Ms. Napolitano, a former prosecutor and then governor of Arizona who is the Obama administration's point person on the border and immigration, also defended new guidelines that immigrant rights groups say could halt deportations of 300,000 illegal immigrants, saying her goal is to focus on immigrants with criminal records rather than rank-and-file illegal workers and their families.
But she demurred when asked if agencies under her purview are deporting enough illegal immigrants.
"Could we deport more if there were funds available, not just to us but to Justice Department, which has to handle all the removal and deportation proceedings at that level? You know, that's kind of a hard question to answer. Ask Congress," she said at a round-table hosted by the Christian Science Monitor.
The new guidelines she issued two weeks ago give immigration authorities discretion to halt deportation proceedings if they think the process would create a hardship for the illegal immigrant or his or her family or if the person is in school or from a military family.
Republicans in Congress have called the move backdoor "amnesty" for illegal immigrants, and some have called for hearings into the new policy.
For her part, Ms. Napolitano said the goal is to focus on criminals.
Of the 400,000 illegal immigrants deported in 2010, about half had criminal records. Ms. Napolitano said she wants to see that ratio change so that more criminals are being deported while the number of noncriminal immigrants being deported is reduced.
Asked whether she feared blowback if someone released from deportation proceedings is later charged with a serious crime, she said, "You've got to take some risks sometime."
But she said there is a risk on the other hand of focusing on noncriminal immigrants at the expense of getting dangerous gang members and convicts off the streets.
Immigration enforcement is usually divided into two distinct areas: along the border, where the battle is against new arrivals, and in the interior, where authorities grapple with those living and working here illegally — in many cases for decades.
The Obama administration has continued the buildup of U.S. Border Patrol agents begun under President George W. Bush and, like Mr. Bush, has announced its own surge of National Guard troops on the border.

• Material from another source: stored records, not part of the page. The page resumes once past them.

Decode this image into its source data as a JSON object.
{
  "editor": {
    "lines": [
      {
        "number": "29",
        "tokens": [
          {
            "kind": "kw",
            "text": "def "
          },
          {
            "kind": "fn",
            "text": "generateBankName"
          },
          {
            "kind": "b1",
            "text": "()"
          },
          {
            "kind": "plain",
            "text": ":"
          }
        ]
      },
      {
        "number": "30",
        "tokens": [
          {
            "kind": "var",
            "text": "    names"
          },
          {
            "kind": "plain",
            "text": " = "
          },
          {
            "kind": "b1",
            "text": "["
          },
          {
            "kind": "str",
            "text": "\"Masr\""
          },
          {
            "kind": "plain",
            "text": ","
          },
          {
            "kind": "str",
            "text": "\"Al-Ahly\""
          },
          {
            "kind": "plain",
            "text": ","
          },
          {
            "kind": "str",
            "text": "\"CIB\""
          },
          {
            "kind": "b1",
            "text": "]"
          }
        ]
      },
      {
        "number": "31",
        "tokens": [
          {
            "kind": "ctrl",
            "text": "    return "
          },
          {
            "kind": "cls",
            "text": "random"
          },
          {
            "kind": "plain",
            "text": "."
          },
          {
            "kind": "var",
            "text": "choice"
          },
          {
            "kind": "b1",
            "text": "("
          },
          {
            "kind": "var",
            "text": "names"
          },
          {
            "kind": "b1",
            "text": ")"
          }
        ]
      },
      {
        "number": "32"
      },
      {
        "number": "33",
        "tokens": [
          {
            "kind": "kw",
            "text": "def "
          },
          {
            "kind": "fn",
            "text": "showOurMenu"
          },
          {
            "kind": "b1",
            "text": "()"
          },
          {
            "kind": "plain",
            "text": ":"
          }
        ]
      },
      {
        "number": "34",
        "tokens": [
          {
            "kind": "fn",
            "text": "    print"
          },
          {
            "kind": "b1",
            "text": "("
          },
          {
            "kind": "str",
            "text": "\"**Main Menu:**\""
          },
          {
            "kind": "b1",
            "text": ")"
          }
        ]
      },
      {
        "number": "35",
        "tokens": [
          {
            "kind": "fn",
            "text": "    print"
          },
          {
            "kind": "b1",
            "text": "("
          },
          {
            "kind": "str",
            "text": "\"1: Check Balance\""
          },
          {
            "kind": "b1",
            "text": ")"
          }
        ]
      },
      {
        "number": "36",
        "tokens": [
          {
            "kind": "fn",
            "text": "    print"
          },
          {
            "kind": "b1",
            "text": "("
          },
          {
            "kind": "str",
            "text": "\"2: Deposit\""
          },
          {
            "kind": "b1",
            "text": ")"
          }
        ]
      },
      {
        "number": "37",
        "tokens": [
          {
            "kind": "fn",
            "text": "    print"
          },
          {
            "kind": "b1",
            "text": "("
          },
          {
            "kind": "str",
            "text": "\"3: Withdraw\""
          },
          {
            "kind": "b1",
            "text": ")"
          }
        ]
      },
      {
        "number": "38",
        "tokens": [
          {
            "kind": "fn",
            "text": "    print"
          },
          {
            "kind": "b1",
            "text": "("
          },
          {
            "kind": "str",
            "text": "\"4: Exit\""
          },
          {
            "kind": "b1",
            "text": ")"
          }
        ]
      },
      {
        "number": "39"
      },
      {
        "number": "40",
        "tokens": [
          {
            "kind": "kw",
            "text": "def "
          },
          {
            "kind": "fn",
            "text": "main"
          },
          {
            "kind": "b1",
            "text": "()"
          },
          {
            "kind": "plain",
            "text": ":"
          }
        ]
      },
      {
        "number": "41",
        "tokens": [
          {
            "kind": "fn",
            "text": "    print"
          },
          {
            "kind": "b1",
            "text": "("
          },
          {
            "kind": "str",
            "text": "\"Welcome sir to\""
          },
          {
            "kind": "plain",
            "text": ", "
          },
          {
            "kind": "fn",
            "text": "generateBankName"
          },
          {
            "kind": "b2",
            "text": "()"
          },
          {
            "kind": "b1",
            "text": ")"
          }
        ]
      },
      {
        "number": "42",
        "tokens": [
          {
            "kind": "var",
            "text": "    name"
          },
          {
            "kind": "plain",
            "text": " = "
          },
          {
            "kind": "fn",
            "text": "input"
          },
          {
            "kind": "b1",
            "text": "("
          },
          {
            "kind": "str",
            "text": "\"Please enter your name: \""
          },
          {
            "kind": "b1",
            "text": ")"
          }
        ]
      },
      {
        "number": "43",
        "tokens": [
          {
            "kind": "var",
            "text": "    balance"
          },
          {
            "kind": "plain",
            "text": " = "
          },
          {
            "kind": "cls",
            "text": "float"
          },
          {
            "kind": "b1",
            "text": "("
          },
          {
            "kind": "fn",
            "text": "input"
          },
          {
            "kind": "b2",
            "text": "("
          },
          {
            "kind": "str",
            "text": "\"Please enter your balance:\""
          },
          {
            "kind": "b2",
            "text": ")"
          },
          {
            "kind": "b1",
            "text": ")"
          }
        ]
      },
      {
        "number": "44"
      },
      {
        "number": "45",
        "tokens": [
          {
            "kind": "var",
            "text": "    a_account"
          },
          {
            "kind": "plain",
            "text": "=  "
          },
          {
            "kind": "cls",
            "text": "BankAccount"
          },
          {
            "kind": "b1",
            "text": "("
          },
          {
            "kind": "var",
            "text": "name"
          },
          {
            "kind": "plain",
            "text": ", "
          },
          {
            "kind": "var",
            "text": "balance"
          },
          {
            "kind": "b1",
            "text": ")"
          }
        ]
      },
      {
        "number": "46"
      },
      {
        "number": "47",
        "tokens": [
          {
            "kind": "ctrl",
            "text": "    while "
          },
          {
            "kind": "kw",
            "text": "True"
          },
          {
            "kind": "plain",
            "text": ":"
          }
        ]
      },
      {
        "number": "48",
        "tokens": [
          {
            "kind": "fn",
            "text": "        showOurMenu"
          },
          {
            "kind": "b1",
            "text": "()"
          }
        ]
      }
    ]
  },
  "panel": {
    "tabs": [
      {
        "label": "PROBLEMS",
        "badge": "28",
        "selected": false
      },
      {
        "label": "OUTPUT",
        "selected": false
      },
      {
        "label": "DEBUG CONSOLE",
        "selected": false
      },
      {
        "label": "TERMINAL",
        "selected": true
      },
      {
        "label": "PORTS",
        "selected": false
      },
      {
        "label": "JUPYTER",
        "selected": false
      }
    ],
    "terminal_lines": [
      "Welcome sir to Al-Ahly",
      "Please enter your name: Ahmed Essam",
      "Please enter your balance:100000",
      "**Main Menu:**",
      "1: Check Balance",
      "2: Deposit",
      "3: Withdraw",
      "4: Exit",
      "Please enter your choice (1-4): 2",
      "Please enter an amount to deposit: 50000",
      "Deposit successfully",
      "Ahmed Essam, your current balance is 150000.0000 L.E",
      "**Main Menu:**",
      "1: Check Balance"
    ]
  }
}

Their deployment has already been extended once, and Ms. Napolitano said she is looking at how to keep them there longer.
"They're there through the end of the fiscal year. We think it's a great add-on and a great support to the border agents that are there," she said.
She said the administration already has asked Congress to reprogram money from her department to the Defense Department to cover costs, but Congress refused.
"So, as in so many things, it comes down to whether DOD has the resources to maintain the guard at the border," she said.